Clustering What Matters in Constrained Settings
Ragesh Jaiswal, Amit Kumar
TL;DR
The paper addresses outlier-constrained clustering for $k$-median and $k$-means by introducing an approximation-preserving reduction to the corresponding outlier-free problems. The core method uses a D^z-sampling based reduction that creates $q=f(k,m,\varepsilon)=\left( \frac{k+m}{\varepsilon}\right)^{O(m)}$ outlier-free instances and combines solutions via a randomized selection with high probability guarantees. When an $\alpha$-approximation for the outlier-free problem is available, the approach yields an $\alpha(1+\varepsilon)$-approximation for the outlier version, with quantified running time that scales with $q$ and the underlying subroutines. The work extends to labelled constrained clustering and general metric spaces, providing the first FPT approximation guarantees for several constrained outlier problems and broadening the applicability of reduction-based techniques in constrained clustering. This advance enables near-optimal solutions in settings with hard constraints (e.g., capacitated, fair, coloured) and a limited number of outliers, with implications for robust clustering in diverse data regimes.
Abstract
Constrained clustering problems generalize classical clustering formulations, e.g., $k$-median, $k$-means, by imposing additional constraints on the feasibility of clustering. There has been significant recent progress in obtaining approximation algorithms for these problems, both in the metric and the Euclidean settings.
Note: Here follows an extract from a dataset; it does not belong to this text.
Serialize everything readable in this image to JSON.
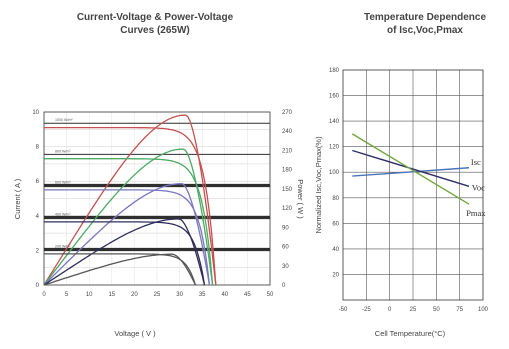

However, the outlier version of these problems, where the solution is allowed to leave out $m$ points from the clustering, is not well understood. In this work, we give a general framework for reducing the outlier version of a constrained $k$-median or $k$-means problem to the corresponding outlier-free version with only $(1+\varepsilon)$-loss in the approximation ratio. The reduction is obtained by mapping the original instance of the problem to $f(k,m, \varepsilon)$ instances of the outlier-free version, where $f(k, m, \varepsilon) = \left( \frac{k+m}{\varepsilon}\right)^{O(m)}$. As specific applications, we get the following results: - First FPT (in the parameters $k$ and $m$) $(1+\varepsilon)$-approximation algorithm for the outlier version of capacitated $k$-median and $k$-means in Euclidean spaces with hard capacities. - First FPT (in the parameters $k$ and $m$) $(3+\varepsilon)$ and $(9+\varepsilon)$ approximation algorithms for the outlier version of capacitated $k$-median and $k$-means, respectively, in general metric spaces with hard capacities. - First FPT (in the parameters $k$ and $m$) $(2-δ)$-approximation algorithm for the outlier version of the $k$-median problem under the Ulam metric. Our work generalizes the known results to a larger class of constrained clustering problems. Further, our reduction works for arbitrary metric spaces and so can extend clustering algorithms for outlier-free versions in both Euclidean and arbitrary metric spaces.